Continue from the last epoch that was stopped at it, to keep the training hours

hello,
I am used DeepSpeech, and it was working correctly
I out my data corpus and everything is ok
The training takes many hours to complete, there was interruption was happened at me ( the electricity is off)
i load and save the checkpoints in the checkpoint folder, when I re-run it and restarted the training, I loaded the previous checkpoint that I saved, I change nothing in data or hyperparameters.
it loaded from the last checkpoint and work correctly, but it re-count from the beginning epoch ( epoch = 0) and continues.
is it this right?
it is possible to continue to from the last epoch that was stopped at it, to keep the training hours.?

@lissyx
can you comment on this please ?

You posted in the wrong forum.
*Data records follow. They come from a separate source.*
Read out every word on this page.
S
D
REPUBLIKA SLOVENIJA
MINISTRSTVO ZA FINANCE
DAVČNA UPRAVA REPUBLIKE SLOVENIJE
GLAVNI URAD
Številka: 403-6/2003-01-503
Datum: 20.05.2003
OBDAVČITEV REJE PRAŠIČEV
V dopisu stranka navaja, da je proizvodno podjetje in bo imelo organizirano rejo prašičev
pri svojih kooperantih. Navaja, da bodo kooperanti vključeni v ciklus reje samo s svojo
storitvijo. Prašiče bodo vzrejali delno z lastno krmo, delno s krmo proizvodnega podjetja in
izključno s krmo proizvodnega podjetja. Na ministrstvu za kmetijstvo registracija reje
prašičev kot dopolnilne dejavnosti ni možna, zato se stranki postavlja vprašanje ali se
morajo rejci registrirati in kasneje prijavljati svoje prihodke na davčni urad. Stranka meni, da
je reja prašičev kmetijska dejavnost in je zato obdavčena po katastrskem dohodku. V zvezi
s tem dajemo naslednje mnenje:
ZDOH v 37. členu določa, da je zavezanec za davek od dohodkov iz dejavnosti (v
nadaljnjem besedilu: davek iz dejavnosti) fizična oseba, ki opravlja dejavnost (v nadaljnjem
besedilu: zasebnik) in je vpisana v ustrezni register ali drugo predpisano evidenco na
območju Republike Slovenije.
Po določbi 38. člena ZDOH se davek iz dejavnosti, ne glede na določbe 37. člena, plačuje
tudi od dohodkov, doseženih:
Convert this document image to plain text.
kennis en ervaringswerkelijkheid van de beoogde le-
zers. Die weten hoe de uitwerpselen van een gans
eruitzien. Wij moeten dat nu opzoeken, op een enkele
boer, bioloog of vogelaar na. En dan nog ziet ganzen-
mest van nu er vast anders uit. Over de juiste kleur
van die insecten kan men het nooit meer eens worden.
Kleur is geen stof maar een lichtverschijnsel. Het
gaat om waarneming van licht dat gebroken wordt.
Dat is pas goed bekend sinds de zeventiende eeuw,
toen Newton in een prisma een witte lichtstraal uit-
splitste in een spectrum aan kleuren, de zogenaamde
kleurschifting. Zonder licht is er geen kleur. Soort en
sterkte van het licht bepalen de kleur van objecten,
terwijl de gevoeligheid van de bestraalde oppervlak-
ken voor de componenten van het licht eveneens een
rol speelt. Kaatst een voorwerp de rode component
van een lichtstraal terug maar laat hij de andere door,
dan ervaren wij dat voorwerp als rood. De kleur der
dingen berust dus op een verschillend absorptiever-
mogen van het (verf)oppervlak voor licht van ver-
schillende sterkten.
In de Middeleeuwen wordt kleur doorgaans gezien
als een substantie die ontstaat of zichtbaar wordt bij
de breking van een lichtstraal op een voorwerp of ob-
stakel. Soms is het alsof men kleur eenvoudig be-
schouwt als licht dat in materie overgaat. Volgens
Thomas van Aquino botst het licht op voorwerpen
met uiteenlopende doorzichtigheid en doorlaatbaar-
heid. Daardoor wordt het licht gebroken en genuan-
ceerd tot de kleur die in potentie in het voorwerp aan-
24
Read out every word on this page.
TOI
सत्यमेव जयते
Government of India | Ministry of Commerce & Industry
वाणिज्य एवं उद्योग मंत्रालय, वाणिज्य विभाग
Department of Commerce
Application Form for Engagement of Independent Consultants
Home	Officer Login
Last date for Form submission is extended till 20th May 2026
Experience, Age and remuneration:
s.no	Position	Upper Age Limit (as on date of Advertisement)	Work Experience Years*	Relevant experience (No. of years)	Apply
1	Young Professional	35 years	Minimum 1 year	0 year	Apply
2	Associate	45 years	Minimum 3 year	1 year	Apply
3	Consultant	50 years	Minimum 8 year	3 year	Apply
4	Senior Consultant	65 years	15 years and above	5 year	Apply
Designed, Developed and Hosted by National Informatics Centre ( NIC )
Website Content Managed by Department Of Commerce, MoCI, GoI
This is for text-to-speech :smile:

As @sanjaesc said, move the topic over to STT!

Sorry to hear that.

Yes, if you provide a checkpoint dir, the training will resume from there.

Yes, this is what you are doing, but if you restart it restarts counting the epochs from 0. But you are using the current checkpoint.

@othiele
thank you
this is mean that i do right?

i did not notice this
ok i will move it

Yes, you are doing it right if it says something like “loading checkpoint” in the output.

And thanks for moving the post.

yes this is what i want to say
but i was asking about when i load the checkpoint in the output , it reastart count from epoch 0 instead of continue from the last epoch that is stopped at it ?

Yes, this is OK. You start from epoch 0 + the epochs you already trained. The checkpoint does not store information on epochs or losses.

no he does not start from 0+ the epoch i already trained
it always go and start from the 0 from the begining again not from where it was reached before
how i can let it to continue from where it was stopped and continue??

We can’t help there if you don’t at least share some informations:

  • content of your checkpoint dir
  • command line
  • stdout/stderr

ok

i put four screenshots below
i want it to complete from epoch 68 that stopped at it
but it restart again from epoch 0when i re-run it
i save and the checkpoint in the same folder
when i re-run again
i put the the previous checkpoint folder
for the same run without change anything
and it was restart from the last best checkpoint that reached
when it start again
it it counts from epoch 0 not from epoch 68
?? how i can let it continue from epoch 68

Screenshot from 2020-10-30 08-57-58

???

Let me try it another way:

Training always starts at epoch 0 as the checkpoint does not store which epoch it is in.

If you continue training, it will say epoch 0, but you are in fact training epoch 69.

The checkpoint is just the frozen net in it’s last trained state. An epoch ist just one full round of training with your data.

You can’t see epoch 69 on the screen, you have to write that down somewhere.

ok
how i can write this
to continue
from 69
??

OK, this is my last try to make this clear:

Take a piece of paper, write 68 on it and add the new epochs by writing “+1”.

There is no way to get DeepSpeech to do that for you.

Seriously, avoid screenshots.

ok
in the next time i wlli avoid it
now for my question
have you any help ??

No, because i cant read your screenshots.

As I asked, please share full training logs as pure text and text-based listing of your checkpoint directory, including showing the path.

Screenshots: unreadable from email, unable to search for content, limited view of the full data.

If you continue to refuse to share actionable items, we will be unable to help you.

Also, as much as I remember, the epoch value itself is not being saved into the checkpoint, so when you reload one it can be normal the next training starts from 0.